A decisão integra o movimento de “faxina política” conduzido pela Secretaria de Relações Institucionais, que vem revisando nomeações em órgãos federais de todo o país. Segundo fontes do Planalto, o levantamento é feito parlamentar por parlamentar, e não por partido, com o objetivo de afastar aliados de deputados que têm votado contra pautas consideradas prioritárias pelo governo.
Além do representante sergipano, as exonerações desta segunda-feira, publicadas no Diário Oficial da União, também atingiram quadros da Superintendência do Desenvolvimento do Nordeste (Sudene) e de outras coordenações do Dnocs.
Na Sudene, foi dispensado José Lindoso de Albuquerque, que ocupava o cargo de diretor de Administração.
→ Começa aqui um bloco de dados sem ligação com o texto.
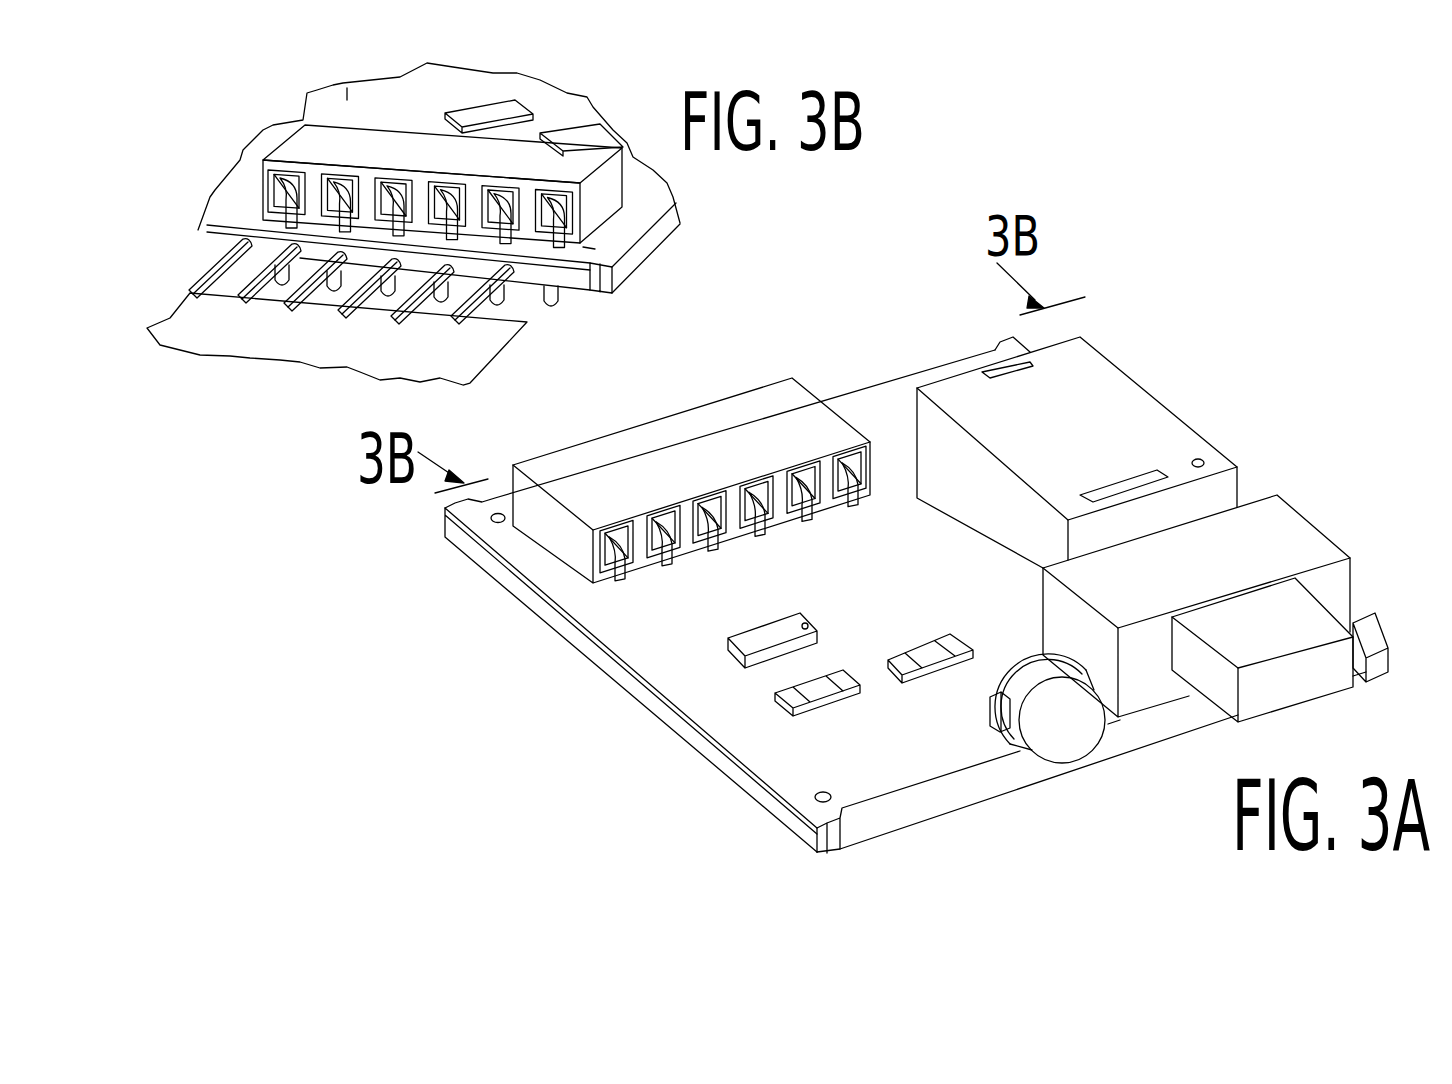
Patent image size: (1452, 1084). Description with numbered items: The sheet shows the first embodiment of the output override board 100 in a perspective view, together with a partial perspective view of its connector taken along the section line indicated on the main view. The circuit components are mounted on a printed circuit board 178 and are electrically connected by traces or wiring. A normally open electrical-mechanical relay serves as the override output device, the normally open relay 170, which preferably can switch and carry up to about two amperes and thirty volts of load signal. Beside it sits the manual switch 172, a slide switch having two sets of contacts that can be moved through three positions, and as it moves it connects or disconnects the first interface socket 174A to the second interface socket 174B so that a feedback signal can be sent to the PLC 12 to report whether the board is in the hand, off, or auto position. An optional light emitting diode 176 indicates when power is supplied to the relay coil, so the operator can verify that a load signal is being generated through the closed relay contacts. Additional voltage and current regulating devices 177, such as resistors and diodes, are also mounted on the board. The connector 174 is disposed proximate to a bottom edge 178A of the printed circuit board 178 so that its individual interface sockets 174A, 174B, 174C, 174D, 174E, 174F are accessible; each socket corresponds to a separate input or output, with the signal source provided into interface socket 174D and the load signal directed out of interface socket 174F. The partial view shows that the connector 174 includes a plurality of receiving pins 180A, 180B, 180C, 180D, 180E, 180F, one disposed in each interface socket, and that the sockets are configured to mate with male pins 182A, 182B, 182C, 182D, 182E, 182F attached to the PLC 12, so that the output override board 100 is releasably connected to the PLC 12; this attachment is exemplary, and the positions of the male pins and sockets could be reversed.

In FIG. 3B, the PLC 12 is at (240, 343).
In FIG. 3A, the output override board 100 is at (645, 732).
In FIG. 3B, the output override board 100 is at (664, 234).
In FIG. 3A, the normally open relay 170 is at (1082, 437).
In FIG. 3A, the manual switch 172 is at (1250, 565).
In FIG. 3A, the connector 174 is at (718, 469).
In FIG. 3B, the connector 174 is at (448, 165).
In FIG. 3A, the first interface socket 174A is at (622, 579).
In FIG. 3B, the first interface socket 174A is at (277, 193).
In FIG. 3A, the second interface socket 174B is at (676, 557).
In FIG. 3B, the second interface socket 174B is at (330, 194).
In FIG. 3A, the interface socket 174C is at (720, 543).
In FIG. 3B, the interface socket 174C is at (378, 180).
In FIG. 3A, the interface socket 174D is at (756, 506).
In FIG. 3B, the interface socket 174D is at (430, 185).
In FIG. 3A, the interface socket 174E is at (808, 511).
In FIG. 3B, the interface socket 174E is at (500, 197).
In FIG. 3A, the interface socket 174F is at (850, 497).
In FIG. 3B, the interface socket 174F is at (566, 194).
In FIG. 3A, the light emitting diode 176 is at (1070, 745).
In FIG. 3A, the voltage and current regulating devices 177 is at (790, 688).
In FIG. 3A, the printed circuit board 178 is at (1374, 630).
In FIG. 3A, the bottom edge 178A is at (916, 382).
In FIG. 3B, the receiving pin 180A is at (343, 213).
In FIG. 3B, the receiving pin 180B is at (346, 233).
In FIG. 3B, the receiving pin 180C is at (400, 237).
In FIG. 3B, the receiving pin 180D is at (453, 241).
In FIG. 3B, the receiving pin 180E is at (507, 245).
In FIG. 3B, the receiving pin 180F is at (561, 250).
In FIG. 3B, the male pin 182A is at (212, 270).
In FIG. 3B, the male pin 182B is at (233, 298).
In FIG. 3B, the male pin 182C is at (293, 290).
In FIG. 3B, the male pin 182D is at (374, 297).
In FIG. 3B, the male pin 182E is at (428, 290).
In FIG. 3B, the male pin 182F is at (477, 300).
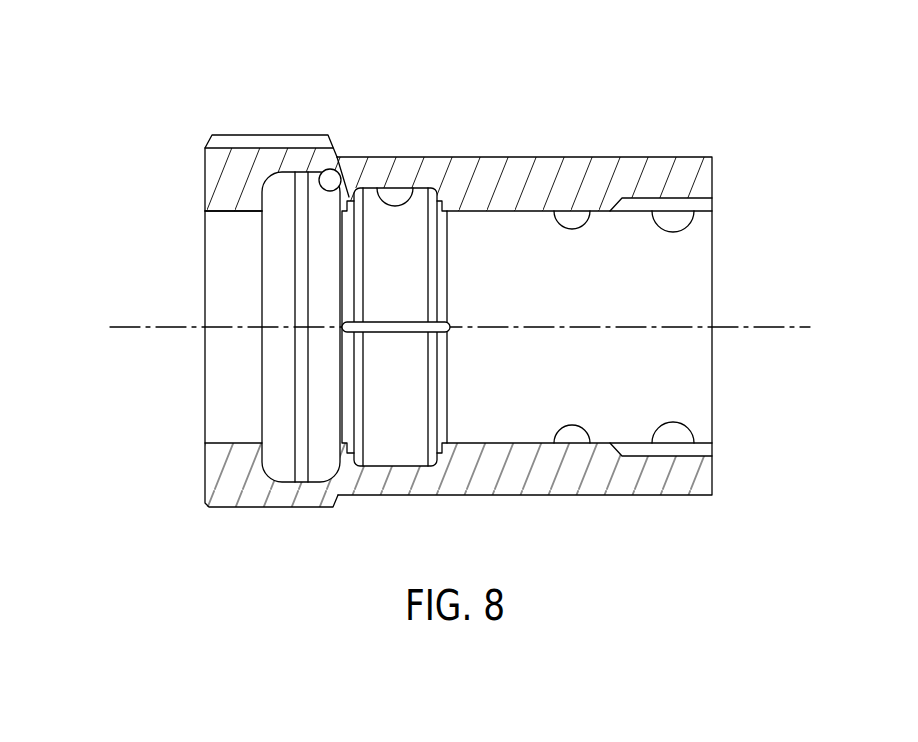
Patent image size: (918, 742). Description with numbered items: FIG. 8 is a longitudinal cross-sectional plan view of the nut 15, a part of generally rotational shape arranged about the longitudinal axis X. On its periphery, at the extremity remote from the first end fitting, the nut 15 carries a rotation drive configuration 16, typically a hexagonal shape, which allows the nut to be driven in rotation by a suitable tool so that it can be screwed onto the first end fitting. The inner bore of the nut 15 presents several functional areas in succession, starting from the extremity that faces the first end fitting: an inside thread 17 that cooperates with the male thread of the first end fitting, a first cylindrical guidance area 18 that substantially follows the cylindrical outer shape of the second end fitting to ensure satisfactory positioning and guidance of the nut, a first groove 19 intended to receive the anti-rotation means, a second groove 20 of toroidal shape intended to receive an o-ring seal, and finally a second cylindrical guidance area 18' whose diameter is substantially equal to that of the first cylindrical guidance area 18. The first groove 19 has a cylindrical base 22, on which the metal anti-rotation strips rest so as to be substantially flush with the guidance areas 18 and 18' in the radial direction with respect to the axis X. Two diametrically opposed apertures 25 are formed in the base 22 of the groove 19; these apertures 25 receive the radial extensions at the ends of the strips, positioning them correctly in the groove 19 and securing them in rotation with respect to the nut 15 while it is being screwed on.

The nut 15 is at (545, 185).
The rotation drive configuration 16 is at (248, 135).
The inside thread 17 is at (688, 232).
The first cylindrical guidance area 18 is at (599, 266).
The second cylindrical guidance area 18' is at (158, 247).
The first groove 19 is at (402, 188).
The second groove 20 is at (333, 172).
The cylindrical base 22 is at (410, 273).
The apertures 25 is at (400, 334).
The longitudinal axis X is at (797, 325).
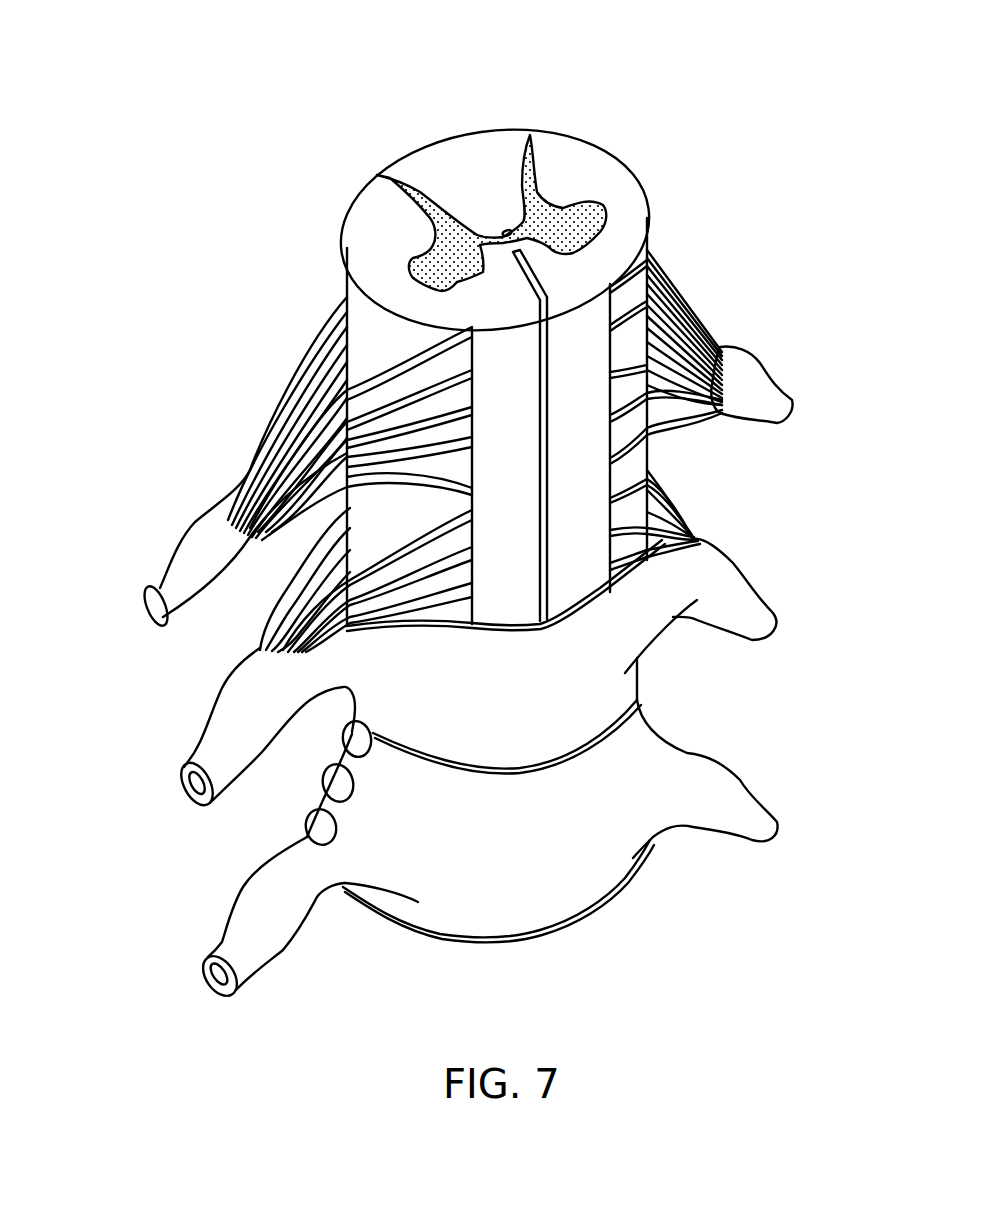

Filiado ao União Brasil, Lindoso foi secretário de Mobilidade no governo de Jair Bolsonaro e, anteriormente, assessor parlamentar do deputado Luciano Bivar, também do União.
Outro nome atingido foi Carmen Lúcia Bairros dos Santos, coordenadora estadual do Dnocs no Rio Grande do Norte, indicada pelo deputado João Maia (Progressistas), que votou contra a medida provisória considerada essencial pelo Planalto para o equilíbrio das contas públicas.
A ofensiva repete o movimento da semana passada, quando o governo exonerou aliados de parlamentares do PSD e de outras legendas que também contrariaram o Executivo em votações importantes.